Clemenceau dans le jardin de Monet

Arte
Chronique d'une amitié
24/11/18 ~ 05:40 - 06:35

Tout au long de leur vie, le «Tigre» et le peintre furent liés par une indéfectible amitié, à l'origine du legs de la série des Nymphéas à l'Etat français. Critique : Ils se rencontrèrent dans leur jeunesse. L’un se destinait à la médecine, l’autre à la peinture. Georges Clemenceau et Claude Monet, après s’être perdus de vue, se sont retrouvés des années plus tard : le premier était devenu un politicien en vue, le second avait acquis le statut de chef de file des impressionnistes. Ils ne se sont plus quittés. Jusqu’à la mort de Monet, en 1926, le jardin de ce dernier, à Giverny, fut l’écrin de leur amitié, le lieu où Clemenceau ­venait se réfugier dès qu’il en avait l’occasion pour retrouver ce « vieux frère » qu’il aimait profondément. Et qui, à la fin de la Première Guerre mondiale, lui confiera les célèbres Nymphéas. S’ouvrant sur les images du Tigre bouleversé à l’enterrement de son ami, ce documentaire s’efforce de cerner les ressorts de cette affection mutuelle. Qu’est-ce qui pouvait bien unir ces deux hommes aux caractères si différents, le paysagiste rêveur et le politique intransigeant ? Une admiration réciproque, nous répond le réalisateur François Prodromidès.
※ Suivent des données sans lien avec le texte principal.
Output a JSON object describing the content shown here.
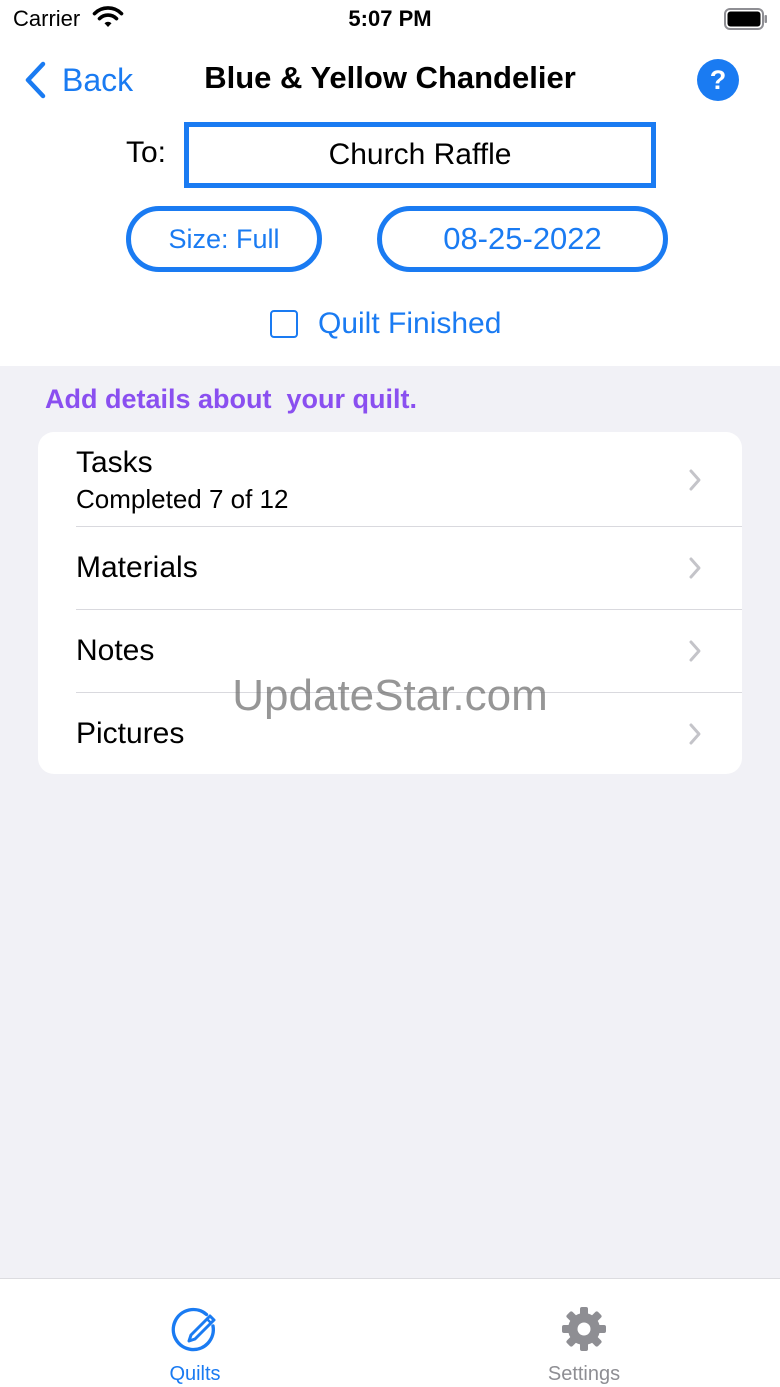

Et une affinité plus secrète, plus indéfinissable, qui est le mystère au cœur du film. Celui-ci, d’une rare élégance, s’attarde avec sensualité sur les toiles de ­Monet et fait revivre, avec des extraits lus de leur correspondance, la tendre relation entre les deux hommes. On sort ému de cette chronique tout en douceur et en légèreté, à la tonalité subtilement mélancolique. Une franche réussite.